A primera hora, jugando al tenis en La Mata, uno de los sitios de poder que me han sido dados a conocer por el azar mas venturoso. Hay un hombre subido a una palmera, atado con una cincha y un machete grande con el que realiza su trabajo. Abajo una mujer le habla cariñosamente y va indicándole la tarea. Cada poco recoge lo que va cayendo y lo lleva en una carretilla hasta el contenedor. Al pasar nos da los buenos días y dice algo sobre la altura de la red y un revés cortado de la jugada anterior. Sonríe. Habla un inglés sin disimulos, sin mezclar ni una sola gracia en castellano. Siguen a lo suyo.

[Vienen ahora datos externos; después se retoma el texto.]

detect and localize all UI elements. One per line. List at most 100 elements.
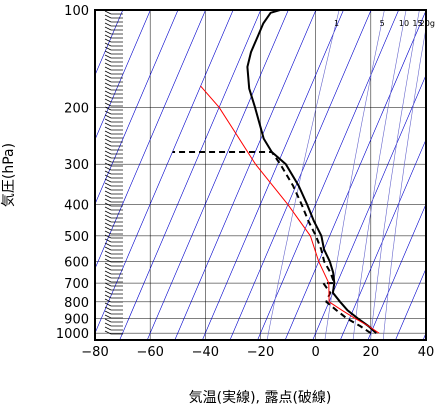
x-tick-labels: −80 −60 −40 −20 0 20 40 bbox=[81, 345, 434, 360]
temperature-line bbox=[246, 10, 377, 334]
isotherm-line bbox=[146, 10, 289, 340]
x-tick-label: −80 bbox=[81, 345, 108, 360]
y-tick-label: 900 bbox=[64, 312, 89, 327]
wind-barb bbox=[104, 18, 112, 23]
wind-barb bbox=[104, 326, 112, 331]
wind-barb bbox=[104, 174, 112, 179]
wind-barb bbox=[104, 38, 112, 43]
isotherm-line bbox=[257, 10, 399, 340]
isotherm-line bbox=[367, 203, 426, 340]
wind-barb bbox=[104, 306, 112, 311]
wind-barb bbox=[104, 114, 112, 119]
plot-frame bbox=[94, 9, 427, 341]
y-tick-label: 700 bbox=[64, 277, 89, 292]
wind-barb bbox=[104, 258, 112, 263]
mixing-ratio-line bbox=[382, 26, 426, 340]
wind-barb bbox=[104, 190, 112, 195]
wind-barb bbox=[104, 234, 112, 239]
series-lines bbox=[172, 10, 380, 335]
wind-barb bbox=[104, 194, 112, 199]
isotherm-line bbox=[395, 267, 426, 340]
y-tick-label: 400 bbox=[64, 199, 89, 214]
mixing-ratio-label: 5 bbox=[380, 19, 385, 28]
wind-barb bbox=[104, 270, 112, 275]
wind-barb bbox=[104, 170, 112, 175]
wind-barb bbox=[104, 298, 112, 303]
wind-barbs bbox=[104, 10, 123, 335]
mixing-ratio-label: 1 bbox=[334, 19, 339, 28]
wind-barb bbox=[104, 54, 112, 59]
wind-barb bbox=[104, 222, 112, 227]
wind-barb bbox=[104, 34, 112, 39]
wind-barb bbox=[104, 302, 112, 307]
wind-barb bbox=[104, 62, 112, 67]
mixing-ratio-line bbox=[370, 10, 420, 340]
wind-barb bbox=[104, 150, 112, 155]
wind-barb bbox=[104, 274, 112, 279]
wind-barb bbox=[104, 130, 112, 135]
wind-barb bbox=[104, 154, 112, 159]
x-tick-label: 0 bbox=[312, 345, 320, 360]
wind-barb bbox=[104, 178, 112, 183]
wind-barb bbox=[104, 158, 112, 163]
wind-barb bbox=[104, 26, 112, 31]
wind-barb bbox=[104, 66, 112, 71]
wind-barb bbox=[104, 238, 112, 243]
isotherm-line bbox=[312, 74, 426, 340]
x-tick-label: −40 bbox=[192, 345, 219, 360]
wind-barb bbox=[104, 46, 112, 51]
y-tick-label: 300 bbox=[64, 158, 89, 173]
wind-barb bbox=[104, 218, 112, 223]
isotherm-line bbox=[229, 10, 372, 340]
wind-barb bbox=[104, 198, 112, 203]
wind-barb bbox=[104, 82, 112, 87]
wind-barb bbox=[104, 42, 112, 47]
wind-barb bbox=[104, 50, 112, 55]
x-tick-label: 20 bbox=[363, 345, 380, 360]
isotherm-line bbox=[95, 10, 206, 270]
wind-barb bbox=[104, 78, 112, 83]
wind-barb bbox=[104, 58, 112, 63]
wind-barb bbox=[104, 14, 112, 19]
wind-barb bbox=[104, 86, 112, 91]
wind-barb bbox=[104, 202, 112, 207]
wind-barb bbox=[104, 134, 112, 139]
wind-barb bbox=[104, 294, 112, 299]
y-tick-label: 200 bbox=[64, 101, 89, 116]
isotherm-line bbox=[95, 10, 151, 141]
wind-barb bbox=[104, 314, 112, 319]
y-tick-label: 100 bbox=[64, 4, 89, 19]
wind-barb bbox=[104, 330, 112, 335]
wind-barb bbox=[104, 110, 112, 115]
wind-barb bbox=[104, 214, 112, 219]
mixing-ratio-label: 10 bbox=[399, 19, 409, 28]
wind-barb bbox=[104, 242, 112, 247]
mixing-ratio-line bbox=[324, 10, 385, 340]
isotherm-line bbox=[202, 10, 344, 340]
isotherm-lines bbox=[95, 10, 426, 340]
wind-barb bbox=[104, 74, 112, 79]
wind-barb bbox=[104, 186, 112, 191]
mixing-ratio-line bbox=[266, 10, 340, 340]
mixing-ratio-lines bbox=[266, 10, 426, 340]
x-tick-label: 40 bbox=[418, 345, 435, 360]
wind-barb bbox=[104, 254, 112, 259]
wind-barb bbox=[104, 266, 112, 271]
wind-barb bbox=[104, 206, 112, 211]
wind-barb bbox=[104, 94, 112, 99]
wind-barb bbox=[104, 226, 112, 231]
reference-curve-line bbox=[200, 85, 380, 334]
wind-barb bbox=[104, 290, 112, 295]
wind-barb bbox=[104, 70, 112, 75]
mixing-ratio-label: 20g bbox=[420, 19, 435, 28]
wind-barb bbox=[104, 118, 112, 123]
isotherm-line bbox=[174, 10, 317, 340]
y-tick-label: 800 bbox=[64, 296, 89, 311]
y-axis-label: 気圧(hPa) bbox=[1, 143, 17, 207]
wind-barb bbox=[104, 162, 112, 167]
wind-barb bbox=[104, 262, 112, 267]
wind-barb bbox=[104, 138, 112, 143]
isotherm-line bbox=[284, 10, 426, 340]
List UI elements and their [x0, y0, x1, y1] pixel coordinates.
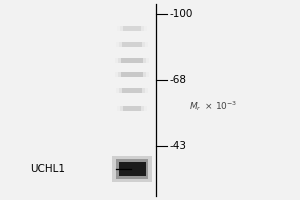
Bar — [116, 88, 148, 93]
Bar — [116, 42, 148, 47]
Text: -43: -43 — [169, 141, 187, 151]
Text: -68: -68 — [169, 75, 187, 85]
Bar — [118, 72, 146, 77]
Bar — [119, 42, 145, 47]
Text: -100: -100 — [169, 9, 193, 19]
Bar — [112, 156, 152, 182]
Bar — [116, 159, 148, 179]
Bar — [122, 88, 142, 93]
Bar — [117, 26, 147, 31]
Bar — [118, 162, 146, 176]
Bar — [117, 106, 147, 111]
Bar — [115, 58, 149, 63]
Bar — [119, 88, 145, 93]
Bar — [122, 42, 142, 47]
Text: $M_r\ \times\,10^{-3}$: $M_r\ \times\,10^{-3}$ — [189, 99, 237, 113]
Bar — [123, 26, 142, 31]
Bar — [121, 72, 143, 77]
Bar — [120, 26, 144, 31]
Bar — [120, 106, 144, 111]
Text: UCHL1: UCHL1 — [30, 164, 65, 174]
Bar — [115, 72, 149, 77]
Bar — [123, 106, 142, 111]
Bar — [121, 58, 143, 63]
Bar — [118, 58, 146, 63]
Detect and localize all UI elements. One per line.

Volvemos a la hora de comer para cumplir el rito encantador de la invitación de Rodolfo, el guardián del paraiso. La pareja sigue cuatro o cinco palmeras mas allá de donde les dejamos. Cuando terminan se suman al café y nos cuentan que trabajan con los grandes árboles desde hace tres o cuatro años, que eran obreros de la construcción en Londres y que querían vivir en el sol del sur, un poco a su aire. Habla ella que es grande y musculosa y él, bajito y duro como un medio de melée, la mira con un cariño indisimulado.
» Unos fenómenos » , dice Rodolfo cuando se van. Los mejores. Se han hecho con todos los jardines y los setos. Trabajan como fieras y no dejan cabo suelto. Todo limpio y a su tiempo. Tienen tres pisos. Uno por año. Los mejores, son los mejores», concluye ensimismado.
Doy una calada honda al puro y pienso que son una pareja. Uno de los fenómenos mas hermosos de la vida social secuestrado por las vergonzantes series de la sobremesa apoyadas en guiones de asco y plateresco. A veces en novelas de éxito. Eso es lo que peor llevo.